Contrary to the notion that productivity stems from hard-driving management, it found that high-performance organisations were distinguished from low-performance organisations by high scores on procedural and distributive fairness, job satisfaction and well-being. In short, a set of workplace relationships characterised by mutual respect.
That should hardly surprise anyone who has paid attention to 80 years of studies in management. Yet culturally, many of our assumptions and practices are stuck in a nineteenth century model of class struggle, which involves a combative relationship between "labour" and "capital", or "workers" and "managers".
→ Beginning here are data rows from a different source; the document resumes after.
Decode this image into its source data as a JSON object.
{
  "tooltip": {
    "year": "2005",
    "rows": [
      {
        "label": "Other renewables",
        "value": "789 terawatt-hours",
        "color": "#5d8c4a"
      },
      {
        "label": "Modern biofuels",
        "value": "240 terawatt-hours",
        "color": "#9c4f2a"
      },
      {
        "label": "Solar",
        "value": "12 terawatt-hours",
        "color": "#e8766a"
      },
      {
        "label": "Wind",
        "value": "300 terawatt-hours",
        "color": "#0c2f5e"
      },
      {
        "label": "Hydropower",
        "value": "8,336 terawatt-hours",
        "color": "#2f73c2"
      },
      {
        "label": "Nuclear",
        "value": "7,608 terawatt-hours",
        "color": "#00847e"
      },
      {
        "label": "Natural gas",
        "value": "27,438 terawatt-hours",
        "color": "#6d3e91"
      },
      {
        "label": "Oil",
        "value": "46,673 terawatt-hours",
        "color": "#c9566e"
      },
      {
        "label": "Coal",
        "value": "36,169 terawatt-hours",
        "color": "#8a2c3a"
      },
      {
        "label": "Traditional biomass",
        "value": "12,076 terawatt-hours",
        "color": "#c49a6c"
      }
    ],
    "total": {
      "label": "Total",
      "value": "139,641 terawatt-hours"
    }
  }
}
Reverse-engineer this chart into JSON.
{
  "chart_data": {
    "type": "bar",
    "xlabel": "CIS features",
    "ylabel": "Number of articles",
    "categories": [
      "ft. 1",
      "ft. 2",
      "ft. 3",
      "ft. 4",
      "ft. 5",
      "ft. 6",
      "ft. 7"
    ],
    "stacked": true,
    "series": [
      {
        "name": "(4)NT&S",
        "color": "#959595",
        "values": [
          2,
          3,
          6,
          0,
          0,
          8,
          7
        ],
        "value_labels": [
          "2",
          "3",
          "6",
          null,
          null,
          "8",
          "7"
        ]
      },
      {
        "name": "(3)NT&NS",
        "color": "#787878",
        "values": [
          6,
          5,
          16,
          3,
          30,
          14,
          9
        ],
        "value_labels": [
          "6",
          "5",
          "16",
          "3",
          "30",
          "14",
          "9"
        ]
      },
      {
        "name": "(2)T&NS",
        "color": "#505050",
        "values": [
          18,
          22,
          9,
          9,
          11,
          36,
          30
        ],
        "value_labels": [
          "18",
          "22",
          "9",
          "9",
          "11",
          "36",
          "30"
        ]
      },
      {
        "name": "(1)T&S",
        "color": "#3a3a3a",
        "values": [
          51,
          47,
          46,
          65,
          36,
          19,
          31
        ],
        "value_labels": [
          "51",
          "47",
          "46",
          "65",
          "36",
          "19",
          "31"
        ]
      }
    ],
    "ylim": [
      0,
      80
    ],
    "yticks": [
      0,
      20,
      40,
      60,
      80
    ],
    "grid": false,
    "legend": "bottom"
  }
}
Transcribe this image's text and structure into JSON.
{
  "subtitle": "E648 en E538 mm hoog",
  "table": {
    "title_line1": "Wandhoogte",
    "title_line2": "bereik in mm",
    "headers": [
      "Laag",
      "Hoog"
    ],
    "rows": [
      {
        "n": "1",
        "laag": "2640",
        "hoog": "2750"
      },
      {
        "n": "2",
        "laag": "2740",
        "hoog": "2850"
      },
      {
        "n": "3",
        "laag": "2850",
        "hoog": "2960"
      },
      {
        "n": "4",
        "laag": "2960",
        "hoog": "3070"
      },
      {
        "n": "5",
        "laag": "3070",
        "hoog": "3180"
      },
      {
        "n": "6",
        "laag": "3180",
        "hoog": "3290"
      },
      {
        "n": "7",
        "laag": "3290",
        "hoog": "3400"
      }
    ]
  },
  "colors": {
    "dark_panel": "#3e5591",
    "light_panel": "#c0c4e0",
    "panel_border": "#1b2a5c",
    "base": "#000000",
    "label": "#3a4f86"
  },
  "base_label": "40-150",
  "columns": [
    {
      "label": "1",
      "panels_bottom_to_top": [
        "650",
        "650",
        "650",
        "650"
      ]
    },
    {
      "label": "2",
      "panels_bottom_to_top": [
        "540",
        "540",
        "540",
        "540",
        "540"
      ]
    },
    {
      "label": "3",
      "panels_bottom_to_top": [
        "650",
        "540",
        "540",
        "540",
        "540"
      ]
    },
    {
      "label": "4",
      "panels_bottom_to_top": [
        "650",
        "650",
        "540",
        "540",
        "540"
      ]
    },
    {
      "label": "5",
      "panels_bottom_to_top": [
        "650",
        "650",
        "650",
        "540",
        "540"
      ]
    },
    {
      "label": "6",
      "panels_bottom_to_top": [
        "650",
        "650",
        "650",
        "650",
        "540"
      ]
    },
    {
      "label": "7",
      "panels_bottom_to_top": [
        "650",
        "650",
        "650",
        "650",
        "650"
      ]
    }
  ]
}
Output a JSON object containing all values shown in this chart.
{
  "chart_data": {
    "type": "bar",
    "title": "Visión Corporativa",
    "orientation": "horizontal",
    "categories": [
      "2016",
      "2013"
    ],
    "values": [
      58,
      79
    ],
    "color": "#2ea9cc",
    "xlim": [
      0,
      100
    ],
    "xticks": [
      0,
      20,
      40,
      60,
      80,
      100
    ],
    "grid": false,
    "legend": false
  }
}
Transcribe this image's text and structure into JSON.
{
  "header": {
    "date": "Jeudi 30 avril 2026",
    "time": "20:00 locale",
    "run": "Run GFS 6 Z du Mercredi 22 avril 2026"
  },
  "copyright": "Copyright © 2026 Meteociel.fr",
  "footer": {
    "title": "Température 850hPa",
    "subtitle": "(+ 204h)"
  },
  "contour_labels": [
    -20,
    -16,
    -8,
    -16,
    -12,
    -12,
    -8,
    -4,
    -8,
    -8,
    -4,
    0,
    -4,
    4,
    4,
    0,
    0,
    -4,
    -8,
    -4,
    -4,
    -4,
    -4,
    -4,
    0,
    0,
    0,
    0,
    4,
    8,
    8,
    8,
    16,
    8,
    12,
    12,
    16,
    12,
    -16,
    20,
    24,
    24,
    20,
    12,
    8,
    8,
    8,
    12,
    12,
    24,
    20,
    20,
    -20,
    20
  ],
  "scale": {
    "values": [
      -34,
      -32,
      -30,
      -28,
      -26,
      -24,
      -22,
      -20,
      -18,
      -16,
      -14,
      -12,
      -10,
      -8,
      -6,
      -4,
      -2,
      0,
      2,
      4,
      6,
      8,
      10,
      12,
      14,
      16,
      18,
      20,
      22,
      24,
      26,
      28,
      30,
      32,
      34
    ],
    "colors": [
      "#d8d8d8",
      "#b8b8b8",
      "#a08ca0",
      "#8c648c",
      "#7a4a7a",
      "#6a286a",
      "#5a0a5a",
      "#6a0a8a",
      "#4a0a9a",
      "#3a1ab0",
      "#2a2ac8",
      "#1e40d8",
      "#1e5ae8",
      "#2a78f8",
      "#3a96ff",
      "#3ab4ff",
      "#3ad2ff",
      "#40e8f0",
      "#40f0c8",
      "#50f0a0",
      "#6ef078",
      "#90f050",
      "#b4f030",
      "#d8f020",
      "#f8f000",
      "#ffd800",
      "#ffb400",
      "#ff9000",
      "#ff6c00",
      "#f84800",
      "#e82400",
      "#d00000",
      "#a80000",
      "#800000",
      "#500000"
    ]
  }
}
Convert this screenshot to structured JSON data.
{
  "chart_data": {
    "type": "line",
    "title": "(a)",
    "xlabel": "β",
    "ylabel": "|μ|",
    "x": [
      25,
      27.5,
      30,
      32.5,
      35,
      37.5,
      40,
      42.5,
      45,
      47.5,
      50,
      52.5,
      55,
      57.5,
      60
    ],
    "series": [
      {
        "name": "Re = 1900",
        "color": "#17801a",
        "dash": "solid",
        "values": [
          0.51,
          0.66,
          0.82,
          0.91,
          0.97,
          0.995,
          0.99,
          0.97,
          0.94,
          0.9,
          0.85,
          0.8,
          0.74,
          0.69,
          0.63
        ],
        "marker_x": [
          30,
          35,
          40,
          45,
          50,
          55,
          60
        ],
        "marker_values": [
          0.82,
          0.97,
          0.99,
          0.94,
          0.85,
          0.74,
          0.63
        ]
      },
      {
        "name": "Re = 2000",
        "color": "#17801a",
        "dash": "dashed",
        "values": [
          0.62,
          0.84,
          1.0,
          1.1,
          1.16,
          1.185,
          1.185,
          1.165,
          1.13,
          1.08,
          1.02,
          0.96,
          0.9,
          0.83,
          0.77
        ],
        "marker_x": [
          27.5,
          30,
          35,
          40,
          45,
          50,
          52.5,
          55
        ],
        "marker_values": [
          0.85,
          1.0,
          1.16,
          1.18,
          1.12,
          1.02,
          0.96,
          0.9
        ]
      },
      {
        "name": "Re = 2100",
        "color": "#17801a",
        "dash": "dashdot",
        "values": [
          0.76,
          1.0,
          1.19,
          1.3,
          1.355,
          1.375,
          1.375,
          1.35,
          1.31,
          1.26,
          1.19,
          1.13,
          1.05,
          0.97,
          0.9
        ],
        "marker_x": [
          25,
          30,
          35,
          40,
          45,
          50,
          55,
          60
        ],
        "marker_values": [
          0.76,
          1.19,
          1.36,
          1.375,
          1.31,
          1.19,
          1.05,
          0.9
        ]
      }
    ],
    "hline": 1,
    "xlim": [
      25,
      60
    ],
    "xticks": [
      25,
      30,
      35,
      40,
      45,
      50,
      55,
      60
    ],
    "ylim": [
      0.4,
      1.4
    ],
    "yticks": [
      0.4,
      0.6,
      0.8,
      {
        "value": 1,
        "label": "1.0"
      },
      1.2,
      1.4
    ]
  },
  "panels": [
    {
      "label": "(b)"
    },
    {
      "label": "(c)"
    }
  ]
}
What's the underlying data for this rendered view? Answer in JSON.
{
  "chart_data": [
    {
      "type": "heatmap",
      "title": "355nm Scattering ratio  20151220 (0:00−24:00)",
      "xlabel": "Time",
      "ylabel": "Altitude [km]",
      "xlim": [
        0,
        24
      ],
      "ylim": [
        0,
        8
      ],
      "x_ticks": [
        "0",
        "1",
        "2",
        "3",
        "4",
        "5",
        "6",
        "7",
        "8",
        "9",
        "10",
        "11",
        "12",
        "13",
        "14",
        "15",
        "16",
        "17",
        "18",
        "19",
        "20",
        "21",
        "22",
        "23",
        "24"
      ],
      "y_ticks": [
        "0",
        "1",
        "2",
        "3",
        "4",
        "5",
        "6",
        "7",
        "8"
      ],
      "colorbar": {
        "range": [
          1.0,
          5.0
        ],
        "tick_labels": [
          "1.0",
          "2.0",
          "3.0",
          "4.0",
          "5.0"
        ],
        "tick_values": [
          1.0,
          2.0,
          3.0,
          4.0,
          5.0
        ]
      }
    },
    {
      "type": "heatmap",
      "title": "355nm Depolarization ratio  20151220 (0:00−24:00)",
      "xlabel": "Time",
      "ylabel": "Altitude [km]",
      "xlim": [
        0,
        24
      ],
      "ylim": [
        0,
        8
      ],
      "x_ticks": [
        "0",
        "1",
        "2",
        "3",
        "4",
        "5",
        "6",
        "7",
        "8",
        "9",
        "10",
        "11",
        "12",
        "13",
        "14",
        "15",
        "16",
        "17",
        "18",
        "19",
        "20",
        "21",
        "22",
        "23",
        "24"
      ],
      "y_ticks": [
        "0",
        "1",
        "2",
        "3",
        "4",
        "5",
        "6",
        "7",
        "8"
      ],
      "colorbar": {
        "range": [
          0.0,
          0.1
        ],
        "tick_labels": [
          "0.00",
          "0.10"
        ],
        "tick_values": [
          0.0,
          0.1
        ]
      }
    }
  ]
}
Trade unions, "employer" organisations, political parties and managers of some of our old established companies are entrenched in this way of thinking. To one side "flexibility" is about the managerial prerogative to hire and fire and to determine who works when. Some may even look nostalgically to the days when waterside workers would have to tune into the radio at 5am each morning to hear whether their gang had work that day. That thinking is a relic of an era when managers thought of labour as a fungible commodity, a source of brute force which can be turned on or off as one can do with electricity or water.
For the other side the workplace is the scene of an ongoing battle to protect hard-won rights, and where only dogged solidarity can match the malign power of the bosses. Each side acts so as to reinforce the other side’s combative behaviour.
Those who uncritically accept such a Marxist view of economic relationships (and there are many people on the "right" who hold such a view) do not see any alternative. Yet if they look around, they will see different models in successful small and large business where people don’t think of themselves as "workers" and "managers", but as people who come together to create and share wealth, for their investors, customers, communities and, of course for one another.
Our industrial relations model has passed its use-by date, and unless they embrace a fundamentally different view of economic relationships, both unions and "employer" organisations, and even our two big political parties, will consign themselves to a shared graveyard of irrelevance.